We retain Your Personal Data for the period which is lawfully permissible to retain such Personal Data. Thereafter, your Personal Data shall be immediately and irrevocably destroyed. We will only retain Your Personal Data throughout the duration of Our Services with You, and for 1 month thereafter, to ensure that You are content with the Service provided and retain contact information should We need to contact You.
Any Personal Data which We may have on the basis of Your explicit consent shall be retained solely until when You withdraw Your consent. Processing based on Your consent is only envisaged with regards to any communications You may have opted-in to receive concerning any updates, newsletters or events.
For as long as We retain Your Personal Data, you have certain rights as a Data Subject in relation to Your Personal Data, including:
- Your right of access – You have the right to ask us for copies of Your Personal Data.
- Your right to rectification – You have the right to ask us to rectify information You think is inaccurate. You also have the right to ask us to complete information you think is incomplete.
- Your right to erasure – You have the right to ask us to erase your Personal Data in certain circumstances.
- Your right to restriction of processing – You have the right to ask us to restrict the Processing of Your Personal Data in certain circumstances.
- Your right to object to processing – You have the right to object to the Processing of Your Personal Data in certain circumstances.
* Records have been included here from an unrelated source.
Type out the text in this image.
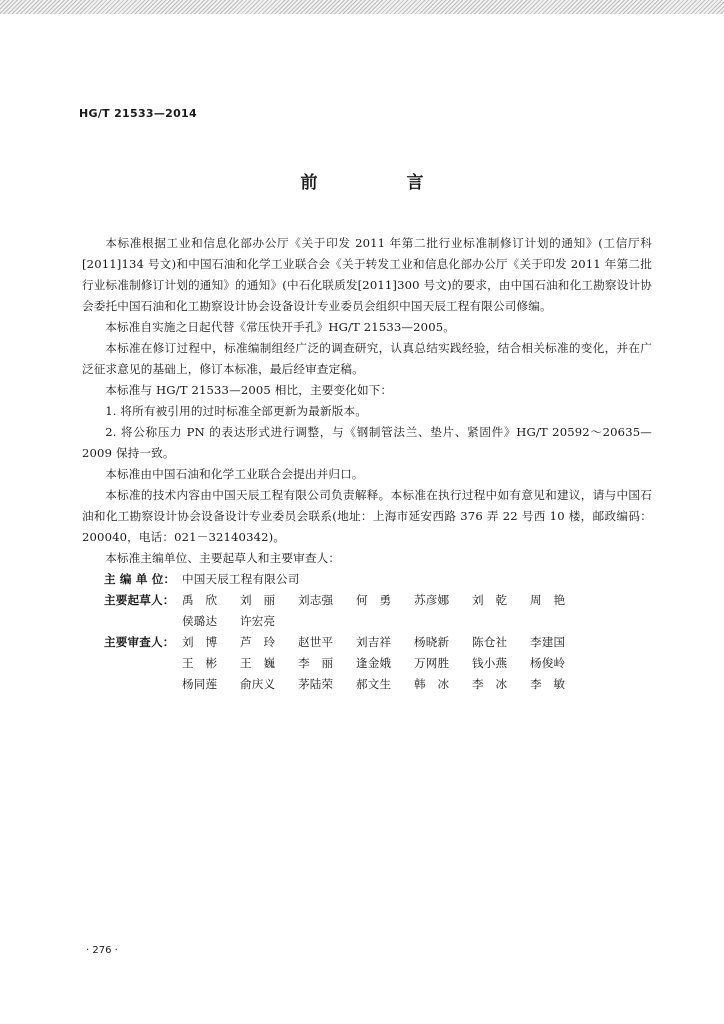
HG/T 21533—2014
前　言

本标准根据工业和信息化部办公厅《关于印发 2011 年第二批行业标准制修订计划的通知》(工信厅科[2011]134 号文)和中国石油和化学工业联合会《关于转发工业和信息化部办公厅《关于印发 2011 年第二批行业标准制修订计划的通知》的通知》(中石化联质发[2011]300 号文)的要求，由中国石油和化工勘察设计协会委托中国石油和化工勘察设计协会设备设计专业委员会组织中国天辰工程有限公司修编。

本标准自实施之日起代替《常压快开手孔》HG/T 21533—2005。

本标准在修订过程中，标准编制组经广泛的调查研究，认真总结实践经验，结合相关标准的变化，并在广泛征求意见的基础上，修订本标准，最后经审查定稿。

本标准与 HG/T 21533—2005 相比，主要变化如下：

1. 将所有被引用的过时标准全部更新为最新版本。

2. 将公称压力 PN 的表达形式进行调整，与《钢制管法兰、垫片、紧固件》HG/T 20592～20635—2009 保持一致。

本标准由中国石油和化学工业联合会提出并归口。

本标准的技术内容由中国天辰工程有限公司负责解释。本标准在执行过程中如有意见和建议，请与中国石油和化工勘察设计协会设备设计专业委员会联系(地址：上海市延安西路 376 弄 22 号西 10 楼，邮政编码：200040，电话：021－32140342)。

本标准主编单位、主要起草人和主要审查人：

主 编 单 位： 中国天辰工程有限公司
主要起草人： 禹　欣	刘　丽	刘志强	何　勇	苏彦娜	刘　乾	周　艳
侯璐达	许宏亮
主要审查人： 刘　博	芦　玲	赵世平	刘吉祥	杨晓新	陈仓社	李建国
王　彬	王　巍	李　丽	逢金娥	万网胜	钱小燕	杨俊岭
杨同莲	俞庆义	茅陆荣	郝文生	韩　冰	李　冰	李　敏
· 276 ·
- Your right to data portability – You have the right to ask that we transfer the Personal Data You gave us to another organisation, or to You, in certain circumstances.
Please contact us at email@example.com or by telephone on (+356) 2145 6620 if you wish to make a request.
Keeping Your Data Secure
We shall keep Your Personal Data secure and are committed to take the appropriate technical and organisational measures to protect Your Personal Data against unauthorised or unlawful Processing, including against accidental loss, destruction, storage or access. Your Personal Data may be stored in secure, encrypted servers.
If You have any complaints regarding Our Processing of Your Personal Data, please note that You may contact Us or Our Data Protection Officer at the details indicated above. You also have a right to lodge a complaint with the Office of the Information and Data Protection Commissioner in Malta (www.idpc.gov.mt).
We may update this Privacy Notice at Our sole discretion, including as a result of change in applicable laws of Processing activities. Any such changes will be communicated to You prior to the commencement of the relevant Processing activity.
Provision of Personal Data Related to Third-Party Data Subjects
- If You supply Us with Personal Data of third-party data subjects, you shall be solely responsible to ensure that:
- You immediately bring this Privacy Notice to the attention of such data subjects and direct them to it;
- The collection, transfer, provision and any Processing of such Personal Data by You, is fully compliant with any applicable laws;
- As a Controller, You remain fully liable towards said data subjects and shall adhere to any applicable laws;
- You collect any information notices, consent or other requirements from data subjects prior to providing Us with their Personal Data;
- You remain responsible for making sure the information You give Us is accurate and up to date;
- and you undertake to tell Us immediately if the Personal Data changes as soon as reasonably practicable.
You hereby fully indemnify Us and shall render Us completely harmless on first written demand against all costs, damages or liability of whatsoever nature (be in contractual, tort, or otherwise) resulting from any claims or litigation (instituted or threatened) against Us as a result of Your provision of said Personal Data to Us.
This policy is effective as of the 10th March 2022.